After the students research such topics, they present a draft of the legal memo to the CLO attorneys, who challenge and question them and offer feedback. The students then bolster and revise the memos for their final draft. The students’ legal memos are then added to a Community Law Office database so that the information is at attorneys’ fingertips.
“They really get a taste of what it’s like working with legal colleagues,” says Tobin. “This class helps them think about things earlier. Legal research can be very esoteric. It’s not until they apply their legal research to real issues that it all comes together intuitively.”
Tobin and Morgan remember one class specifically when a student’s eyes widened and he asked, “You mean, this isn’t a hypothetical? This is real?” The ability to do work for more than a grade emboldens the students’ initial motivation to be lawyers and instills an early appreciation of the importance of pro bono service.

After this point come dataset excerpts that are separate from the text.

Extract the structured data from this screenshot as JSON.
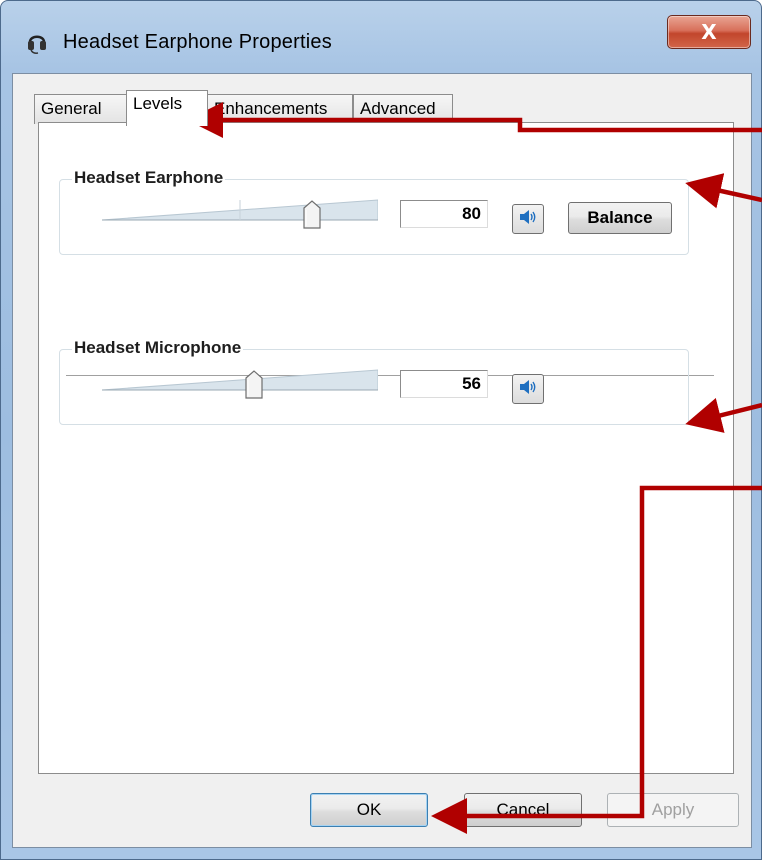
{
  "window": {
    "title": "Headset Earphone Properties",
    "close_label": "X",
    "icon": "headset-icon"
  },
  "tabs": [
    {
      "label": "General",
      "active": false
    },
    {
      "label": "Levels",
      "active": true
    },
    {
      "label": "Enhancements",
      "active": false
    },
    {
      "label": "Advanced",
      "active": false
    }
  ],
  "levels": {
    "earphone": {
      "label": "Headset Earphone",
      "value": "80",
      "level": 80,
      "speaker_icon": "speaker-icon",
      "balance_label": "Balance"
    },
    "microphone": {
      "label": "Headset Microphone",
      "value": "56",
      "level": 56,
      "speaker_icon": "speaker-icon"
    }
  },
  "footer": {
    "ok_label": "OK",
    "cancel_label": "Cancel",
    "apply_label": "Apply"
  },
  "colors": {
    "annotation_arrow": "#b00000",
    "speaker_blue": "#1f6fc0",
    "close_red": "#c7452c"
  }
}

“Professor Tobin’s project found a way to get first-year students involved in ‘real’ legal work that not only benefitted us as students, but made a significant impact in an individual’s life,” said Shelisha Steele (’15), who now works as a law clerk in Atlanta. “My experience overall has not only helped me develop as an attorney, but also as a person. I intend to provide pro bono services throughout my legal career.”
The ability to do work for more than a grade emboldens the students’ initial motivation to be lawyers and instills an early appreciation of the importance of pro bono service.
Tennessee alone has one million residents each year who aren’t be able to afford meaningful access to a lawyer. For this reason, the Tennessee Supreme Court has an aspirational goal for each lawyer in the state to provide fifty hours of pro bono service per year, an expectation imprinted on UT’s aspiring lawyers.
“Students walk away with an appreciation of the service they have done for the Community Law Office and the clients,” says Tobin. “And they learn that when they become practicing lawyers, they’re expected to help less fortunate and marginalized clients.”
Tobin and Morgan say UT is the only law school they know to include experiential learning in the first year, but the idea is catching on. They have presented the curriculum at several conferences and workshops and wrote a chapter for a forthcoming book on experiential learning in the law school curriculum.
And no doubt, they’re helping to shape the next generation of lawyers who will speak of law school as well worth their time.
“I really want our students to appreciate where they are and what they can give to others,” says Tobin.